California Highway 1 Collapses Leaving 2,000 Tourists Stranded

Nearly 2,000 motorists, who are mostly tourists, are stranded after a portion of scenic Highway 1 collapsed in the Big Sur region of California over the weekend.

California Department of Transporation officials reported on Saturday afternoon that chunks of asphalt from the southbound lane of Highway 1, located near the Rocky Creek Bridge, fell into the ocean after heavy rain hit the area.

The bridge’s collapse caused the California Highway Patrol to immediately close the highway, resulting in nearly 2,000 tourists being stranded in the area.

The California Highway Patrol stated, “This will likely be an extended road closure. We are working on a plan to get motorists evacuated from the area.”


Per The New York Times:

A portion of scenic Highway 1 in the Big Sur area of California collapsed Saturday stranding about 2,000 motorists, mostly tourists, overnight.

Officials with the California Department of Transportation said on Sunday that a section of the southbound highway located in the Central Coast, would remain closed to the public while crews worked on the affected areas. Large chunks of the road fell into the ocean. The highway, also known as the Pacific Coast Highway, features stretches of rocky cliffs, lush mountains, panoramic beaches and coastal redwood forests.

There were no reported injuries.
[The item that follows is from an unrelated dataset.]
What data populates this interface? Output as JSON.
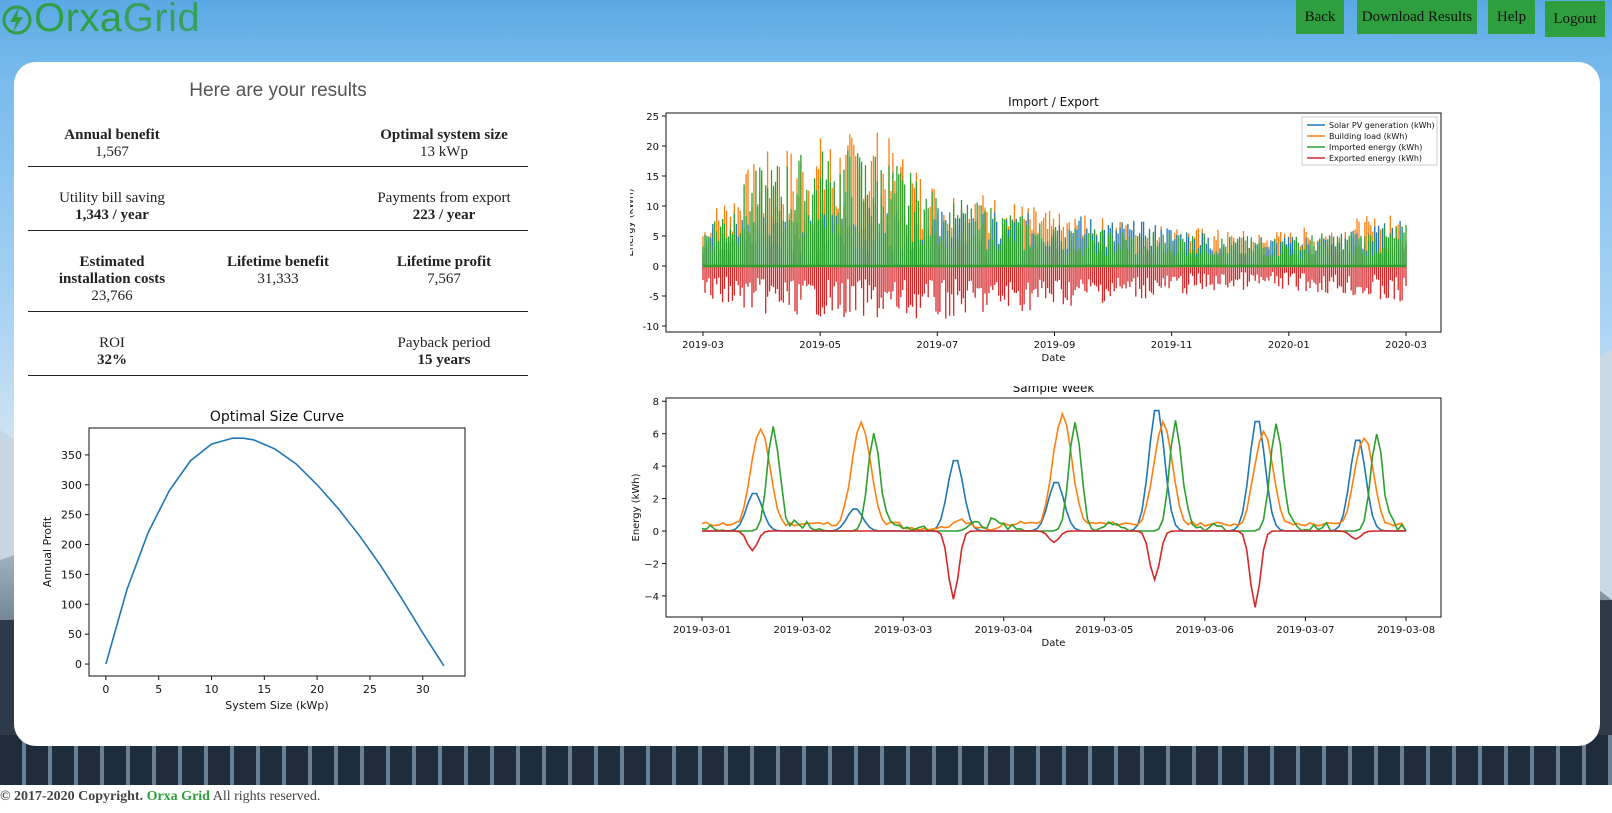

Caltrans, the agency, did not give an estimate of when it expected to fully reopen the highway.

Officials did not say what led to the collapse, but torrential rain battered the area near Rocky Creek Bridge, which is about 17 miles south of Monterey.

Several convoys have already been deployed to start moving some of the stranded tourists and essential workers, but many remain stranded until further notice.